A palavra “saudade” é uma das mais difíceis de traduzir para outras línguas. Expressa um sentimento complexo e profundo que mistura amor, ausência, distância, memória e esperança. Quem nunca sentiu a falta de alguém que ama, de um lugar que visitou, de um tempo que passou ou de algo que ainda não aconteceu?
Mas de onde vem esta palavra tão singular e tão nossa? Como surgiu e se desenvolveu na língua portuguesa? Quais as suas raízes etimológicas e influências culturais?
A hipótese mais aceite pelos estudiosos é a de que a palavra “saudade” provém do latim “solitatem”, que significa solidão. Esta palavra passou pelo galego-português, a língua falada na Península Ibérica entre os séculos IX e XIV, como “soidade”. Depois, sob a influência de palavras como “saúde” e “saudar”, evoluiu para “saudade”.
Esta origem latina explica o sentido de vazio e ausência que a palavra transporta. Quem sente esta emoção está só, sem a presença da pessoa ou coisa que deseja. Mas a saudade também tem um lado positivo, pois revela o valor e a importância do que se perdeu ou espera.
Outra possibilidade é que a palavra “saudade” tenha origem árabe, de palavras como “saudah” ou “suwayda”, que significam “humor negro, melancolia”. Estas palavras estariam relacionadas com a teoria dos quatro humores, segundo a qual o equilíbrio entre eles determinava o estado físico e emocional das pessoas.
A influência árabe na língua portuguesa é inegável, pois os muçulmanos dominaram grande parte da Península Ibérica durante quase oito séculos (711-1492). Muitas palavras de origem árabe entraram no nosso vocabulário, sobretudo nas áreas da ciência, da arte, da agricultura e da culinária.
No entanto, esta hipótese árabe para a origem da palavra não é muito convincente, pois não existem evidências históricas ou filológicas que a sustentem. Além disso, o sentido de melancolia não abrange toda a riqueza e complexidade da “saudade”.
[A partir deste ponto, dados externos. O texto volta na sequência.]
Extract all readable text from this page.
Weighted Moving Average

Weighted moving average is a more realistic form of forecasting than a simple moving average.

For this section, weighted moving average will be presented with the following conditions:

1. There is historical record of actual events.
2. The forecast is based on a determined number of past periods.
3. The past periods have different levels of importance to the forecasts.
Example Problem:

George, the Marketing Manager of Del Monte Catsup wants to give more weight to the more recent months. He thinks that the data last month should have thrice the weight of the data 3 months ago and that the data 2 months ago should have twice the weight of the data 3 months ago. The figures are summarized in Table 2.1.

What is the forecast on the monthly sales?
Independentemente da sua origem etimológica, a verdade é que esta palavra se consolidou na língua portuguesa graças à literatura. Os poetas e escritores foram os principais responsáveis por explorar e divulgar este sentimento tão nosso.
A saudade está presente em obras fundamentais da nossa cultura, como os cantares de amigo da poesia trovadoresca medieval, as cartas de amor de Pedro e Inês de Castro no século XIV, os versos nostálgicos de Camões no século XVI, as elegias sentimentais de Bocage no século XVIII, as confissões românticas de Almeida Garrett no século XIX, as reflexões existenciais de Fernando Pessoa no século XX e as crónicas intimistas de Miguel Torga no século XXI.
Este sentimento é também um tema recorrente na música popular portuguesa, sobretudo no fado, considerado o género musical nacional por excelência. O fado exprime a alma portuguesa, marcada pela nostalgia do passado glorioso, pela angústia do presente incerto e pela esperança de um futuro melhor.
A palavra “saudade” é um dos símbolos da cultura lusófona. Representa uma forma única de sentir e viver o mundo e revela uma identidade coletiva construída ao longo dos séculos através da história, da geografia, da religião e da arte.
Não existe uma tradução exata para esta palavra noutras línguas. Algumas tentativas são: nostalgia (inglês), añoranza (espanhol), manque (francês), Sehnsucht (alemão), dor (romeno), скучать (russo), 想念 (chinês), 懐かしい (japonês). Mas nenhuma delas consegue captar toda a essência e profundidade da “saudade”.
Por isso, muitos estrangeiros acabam por adotar esta palavra quando aprendem português ou visitam os países lusófonos. Reconhecem que este sentimento é algo especial, intransmissível e percebem que é uma marca distintiva da nossa língua e cultura.